R. Schwartz, Spherical CR Geometry and Dehn Surgery, research monograph, 2003, 190 pages.

R. Schwartz, The modular group, the Whitehead link, and spherical CR geometry, 2004, 46 pages.

Prerequisites

Familiarity with smooth manifolds, elementary Riemannian geometry, and a little knowledge of the hyperbolic plane (which you can obtain from reading chapter 2 of Thurston's book listed below).

The course grade will be determined by a final paper. This will be a 6-8 page paper written on a topic in related to the content of this class.
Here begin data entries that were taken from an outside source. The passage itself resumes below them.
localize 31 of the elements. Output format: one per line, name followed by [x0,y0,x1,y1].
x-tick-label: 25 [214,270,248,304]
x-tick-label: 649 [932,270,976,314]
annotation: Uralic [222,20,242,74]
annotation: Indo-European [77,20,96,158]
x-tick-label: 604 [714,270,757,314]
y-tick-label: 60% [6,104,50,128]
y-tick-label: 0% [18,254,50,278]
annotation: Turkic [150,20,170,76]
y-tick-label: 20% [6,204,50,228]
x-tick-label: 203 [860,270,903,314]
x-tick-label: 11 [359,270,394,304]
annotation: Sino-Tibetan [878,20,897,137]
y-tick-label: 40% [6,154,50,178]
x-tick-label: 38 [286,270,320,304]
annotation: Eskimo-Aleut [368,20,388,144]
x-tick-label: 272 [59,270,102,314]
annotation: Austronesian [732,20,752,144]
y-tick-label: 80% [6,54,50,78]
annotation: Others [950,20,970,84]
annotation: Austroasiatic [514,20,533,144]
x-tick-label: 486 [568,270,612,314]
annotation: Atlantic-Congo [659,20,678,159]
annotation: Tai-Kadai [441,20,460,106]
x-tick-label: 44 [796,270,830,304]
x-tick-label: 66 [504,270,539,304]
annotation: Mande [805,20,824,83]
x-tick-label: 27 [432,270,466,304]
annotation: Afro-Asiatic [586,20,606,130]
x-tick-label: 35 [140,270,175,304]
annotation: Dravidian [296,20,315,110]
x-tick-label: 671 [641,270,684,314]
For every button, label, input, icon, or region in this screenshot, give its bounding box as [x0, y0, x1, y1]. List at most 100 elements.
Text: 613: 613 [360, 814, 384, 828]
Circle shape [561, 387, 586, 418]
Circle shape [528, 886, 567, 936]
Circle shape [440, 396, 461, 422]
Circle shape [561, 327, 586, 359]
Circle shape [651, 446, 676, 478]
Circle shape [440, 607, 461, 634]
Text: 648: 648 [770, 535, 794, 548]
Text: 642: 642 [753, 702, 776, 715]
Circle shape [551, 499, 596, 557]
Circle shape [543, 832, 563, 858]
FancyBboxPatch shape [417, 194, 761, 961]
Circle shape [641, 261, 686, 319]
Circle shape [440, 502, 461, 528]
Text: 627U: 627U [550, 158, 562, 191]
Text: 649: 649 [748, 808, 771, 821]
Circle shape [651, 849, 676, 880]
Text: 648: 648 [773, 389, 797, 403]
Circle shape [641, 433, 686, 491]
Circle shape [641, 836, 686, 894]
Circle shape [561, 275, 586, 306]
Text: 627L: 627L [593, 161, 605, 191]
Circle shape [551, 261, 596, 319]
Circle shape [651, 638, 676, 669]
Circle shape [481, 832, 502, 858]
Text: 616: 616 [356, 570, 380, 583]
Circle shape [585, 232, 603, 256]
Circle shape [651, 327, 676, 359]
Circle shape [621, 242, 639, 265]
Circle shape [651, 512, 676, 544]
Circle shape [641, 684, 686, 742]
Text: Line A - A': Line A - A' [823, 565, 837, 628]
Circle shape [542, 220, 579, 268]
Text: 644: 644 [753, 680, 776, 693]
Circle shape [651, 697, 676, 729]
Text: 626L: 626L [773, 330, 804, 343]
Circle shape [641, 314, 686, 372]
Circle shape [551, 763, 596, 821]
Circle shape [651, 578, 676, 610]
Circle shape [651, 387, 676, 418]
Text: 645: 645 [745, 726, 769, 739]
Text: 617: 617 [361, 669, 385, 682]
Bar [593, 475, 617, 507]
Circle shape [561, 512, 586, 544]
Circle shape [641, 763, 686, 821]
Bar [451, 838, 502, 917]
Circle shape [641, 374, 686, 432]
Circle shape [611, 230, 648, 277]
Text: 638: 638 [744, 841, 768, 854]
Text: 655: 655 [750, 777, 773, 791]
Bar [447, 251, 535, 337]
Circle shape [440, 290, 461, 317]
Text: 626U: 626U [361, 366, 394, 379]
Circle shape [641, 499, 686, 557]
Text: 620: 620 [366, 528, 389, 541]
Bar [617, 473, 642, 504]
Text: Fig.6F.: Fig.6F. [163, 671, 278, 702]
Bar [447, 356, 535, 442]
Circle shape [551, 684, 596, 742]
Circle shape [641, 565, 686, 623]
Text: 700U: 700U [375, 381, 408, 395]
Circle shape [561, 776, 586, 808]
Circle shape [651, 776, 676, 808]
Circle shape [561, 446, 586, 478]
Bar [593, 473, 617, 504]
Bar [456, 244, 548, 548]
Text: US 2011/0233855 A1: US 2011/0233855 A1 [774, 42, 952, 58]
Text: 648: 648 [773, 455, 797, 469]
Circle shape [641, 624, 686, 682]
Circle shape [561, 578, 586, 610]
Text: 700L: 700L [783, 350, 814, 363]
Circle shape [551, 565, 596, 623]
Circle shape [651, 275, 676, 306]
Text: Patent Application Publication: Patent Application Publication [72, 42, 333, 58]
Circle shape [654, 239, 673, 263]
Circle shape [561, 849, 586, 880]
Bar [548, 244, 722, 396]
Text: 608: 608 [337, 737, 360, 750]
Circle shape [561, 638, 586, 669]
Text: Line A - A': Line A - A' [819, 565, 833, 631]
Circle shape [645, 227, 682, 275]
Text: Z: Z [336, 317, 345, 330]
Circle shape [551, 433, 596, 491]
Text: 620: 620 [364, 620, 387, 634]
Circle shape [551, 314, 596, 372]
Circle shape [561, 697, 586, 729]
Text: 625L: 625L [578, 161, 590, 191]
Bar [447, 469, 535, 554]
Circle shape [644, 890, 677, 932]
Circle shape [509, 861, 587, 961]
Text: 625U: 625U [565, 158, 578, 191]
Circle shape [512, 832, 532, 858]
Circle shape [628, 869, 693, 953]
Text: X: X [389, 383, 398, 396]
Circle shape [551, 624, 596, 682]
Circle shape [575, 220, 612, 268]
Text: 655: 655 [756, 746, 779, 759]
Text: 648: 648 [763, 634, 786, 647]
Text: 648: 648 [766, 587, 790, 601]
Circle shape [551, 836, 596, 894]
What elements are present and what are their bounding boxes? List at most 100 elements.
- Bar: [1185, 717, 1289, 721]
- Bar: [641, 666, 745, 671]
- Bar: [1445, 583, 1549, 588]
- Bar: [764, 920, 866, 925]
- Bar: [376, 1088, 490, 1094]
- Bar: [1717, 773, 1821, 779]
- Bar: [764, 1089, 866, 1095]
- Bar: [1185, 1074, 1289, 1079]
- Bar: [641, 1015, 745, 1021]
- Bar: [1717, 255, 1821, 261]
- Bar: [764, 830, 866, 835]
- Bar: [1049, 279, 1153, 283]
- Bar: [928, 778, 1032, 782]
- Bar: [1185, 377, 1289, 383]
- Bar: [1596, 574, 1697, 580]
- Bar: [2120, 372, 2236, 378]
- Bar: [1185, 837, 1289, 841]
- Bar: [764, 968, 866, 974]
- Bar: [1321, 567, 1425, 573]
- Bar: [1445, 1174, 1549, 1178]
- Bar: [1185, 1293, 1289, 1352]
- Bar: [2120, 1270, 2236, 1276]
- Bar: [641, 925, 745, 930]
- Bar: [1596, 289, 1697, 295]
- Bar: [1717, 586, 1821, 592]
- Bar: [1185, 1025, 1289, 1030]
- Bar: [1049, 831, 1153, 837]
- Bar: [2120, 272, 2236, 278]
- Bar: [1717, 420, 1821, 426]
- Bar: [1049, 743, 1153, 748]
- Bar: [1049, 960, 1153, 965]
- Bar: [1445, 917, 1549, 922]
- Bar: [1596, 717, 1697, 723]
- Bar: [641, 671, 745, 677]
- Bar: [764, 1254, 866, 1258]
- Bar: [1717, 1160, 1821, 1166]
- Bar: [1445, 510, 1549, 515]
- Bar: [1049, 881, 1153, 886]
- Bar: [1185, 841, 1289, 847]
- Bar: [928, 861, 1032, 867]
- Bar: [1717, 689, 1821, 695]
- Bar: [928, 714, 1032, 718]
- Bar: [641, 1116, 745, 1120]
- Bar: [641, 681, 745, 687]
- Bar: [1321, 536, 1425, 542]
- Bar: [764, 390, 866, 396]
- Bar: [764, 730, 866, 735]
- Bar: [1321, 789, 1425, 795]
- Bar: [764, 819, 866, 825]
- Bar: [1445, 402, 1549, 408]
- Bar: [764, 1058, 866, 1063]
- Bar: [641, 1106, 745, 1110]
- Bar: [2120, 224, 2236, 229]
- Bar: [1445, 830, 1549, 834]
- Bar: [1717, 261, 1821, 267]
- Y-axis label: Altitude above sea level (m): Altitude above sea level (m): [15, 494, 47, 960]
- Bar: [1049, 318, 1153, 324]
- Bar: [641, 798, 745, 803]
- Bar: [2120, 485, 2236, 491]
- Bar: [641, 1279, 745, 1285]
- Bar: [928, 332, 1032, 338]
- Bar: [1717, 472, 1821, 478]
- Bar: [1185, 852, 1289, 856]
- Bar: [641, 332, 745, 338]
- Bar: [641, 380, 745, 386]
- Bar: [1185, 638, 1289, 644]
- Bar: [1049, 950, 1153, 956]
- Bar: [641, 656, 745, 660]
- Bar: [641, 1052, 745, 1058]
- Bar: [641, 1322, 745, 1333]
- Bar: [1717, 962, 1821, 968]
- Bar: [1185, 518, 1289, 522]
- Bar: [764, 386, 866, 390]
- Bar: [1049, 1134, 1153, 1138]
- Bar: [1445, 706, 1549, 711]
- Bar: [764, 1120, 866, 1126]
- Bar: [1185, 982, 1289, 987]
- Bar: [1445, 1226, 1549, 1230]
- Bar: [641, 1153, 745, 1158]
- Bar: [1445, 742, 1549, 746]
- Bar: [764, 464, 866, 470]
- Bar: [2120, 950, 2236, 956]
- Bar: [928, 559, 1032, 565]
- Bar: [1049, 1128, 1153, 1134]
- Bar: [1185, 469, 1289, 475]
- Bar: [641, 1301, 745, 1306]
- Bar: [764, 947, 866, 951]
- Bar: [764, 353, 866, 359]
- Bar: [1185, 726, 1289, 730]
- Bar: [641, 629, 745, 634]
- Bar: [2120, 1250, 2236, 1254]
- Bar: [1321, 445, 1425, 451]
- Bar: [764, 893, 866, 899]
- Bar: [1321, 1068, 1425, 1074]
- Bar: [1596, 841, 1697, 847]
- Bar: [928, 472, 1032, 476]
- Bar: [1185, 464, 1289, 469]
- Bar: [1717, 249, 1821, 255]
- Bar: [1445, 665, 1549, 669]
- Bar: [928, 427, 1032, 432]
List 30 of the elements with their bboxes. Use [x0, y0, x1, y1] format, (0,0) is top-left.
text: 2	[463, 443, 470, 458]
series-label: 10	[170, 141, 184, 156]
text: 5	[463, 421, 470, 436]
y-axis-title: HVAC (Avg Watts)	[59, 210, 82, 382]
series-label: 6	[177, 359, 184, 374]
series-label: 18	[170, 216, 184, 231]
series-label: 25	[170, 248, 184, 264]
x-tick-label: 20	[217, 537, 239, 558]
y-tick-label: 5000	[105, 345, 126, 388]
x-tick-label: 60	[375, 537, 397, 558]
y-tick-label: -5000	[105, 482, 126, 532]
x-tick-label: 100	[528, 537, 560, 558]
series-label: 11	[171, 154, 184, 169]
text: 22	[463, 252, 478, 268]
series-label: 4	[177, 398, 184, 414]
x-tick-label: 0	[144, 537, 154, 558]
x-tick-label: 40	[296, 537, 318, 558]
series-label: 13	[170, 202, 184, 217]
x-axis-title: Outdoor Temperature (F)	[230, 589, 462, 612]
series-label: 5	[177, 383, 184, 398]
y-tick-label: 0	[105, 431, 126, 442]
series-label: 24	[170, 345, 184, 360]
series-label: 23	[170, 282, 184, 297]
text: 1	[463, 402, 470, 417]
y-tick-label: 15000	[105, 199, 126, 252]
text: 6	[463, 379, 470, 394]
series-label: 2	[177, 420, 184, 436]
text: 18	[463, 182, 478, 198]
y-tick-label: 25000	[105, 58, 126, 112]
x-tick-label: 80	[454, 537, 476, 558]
The topic will be chosen in consolation with me in the 5th or 6th week of class, and will be due on Friday, June 4. Here are some ideas, with sources:
• Mostow Rigidity (mentioned above): Munkholm, "Gromov's proof of Mostow following Thurston", Springer Lecture Notes in Math, number 788. See aslo Thurston's original notes (available at msri.org) and Ratcliffe's book.
• Deformation and classification of infinite volume hyperbolic 3-manifolds: Yair Minsky, "Combinatorial and Geometrical Aspects of Hyperbolic 3-Manifolds", arXiv.org:math.GT/0205173. A good book on this is Matsuzaki and Taniguchi, "Hyperbolic Manifolds and Kleinian Groups".
• Existence of non-arithmetic lattices for all real hyperbolic spaces. See original paper by Gromov and Piatetski-Shapiro in IHES, 1988.
• The general construction of arithmetic lattices for real hyperbolic 3-space: Maclachlan and Reid, "The Arithmetic of Hyperbolic 3-manifolds", Springer book.
• Construction of hyperbolic structures on 3-manifolds in practice. Weeks, Computation of Hyperbolic Structures in Knot Theory. arXiv.org:math.GT/0309407.
• Aspects of complex hyperbolic space from the point of view of complex and Kahler geometry. E.g. the Kobayashi metric, holomorphic curvature, Kahler hyperbolicity, etc. This links in with Ma 157b.

Scheduling

There will be no class the week of May 3rd. To make up for this, class will continue through June 3rd. Alternatively, extra classes will be scheduled.

Further references

In addition to the sources listed above, there is

W. Goldman, Complex Hyperbolic Geometry Oxford University Press, 1999.

For a good intro to real hyperbolic geometry, see Chapter 2 of

W. Thurston, Three-dimensional geometry and topology, vol 1, Princeton University Press, 1997.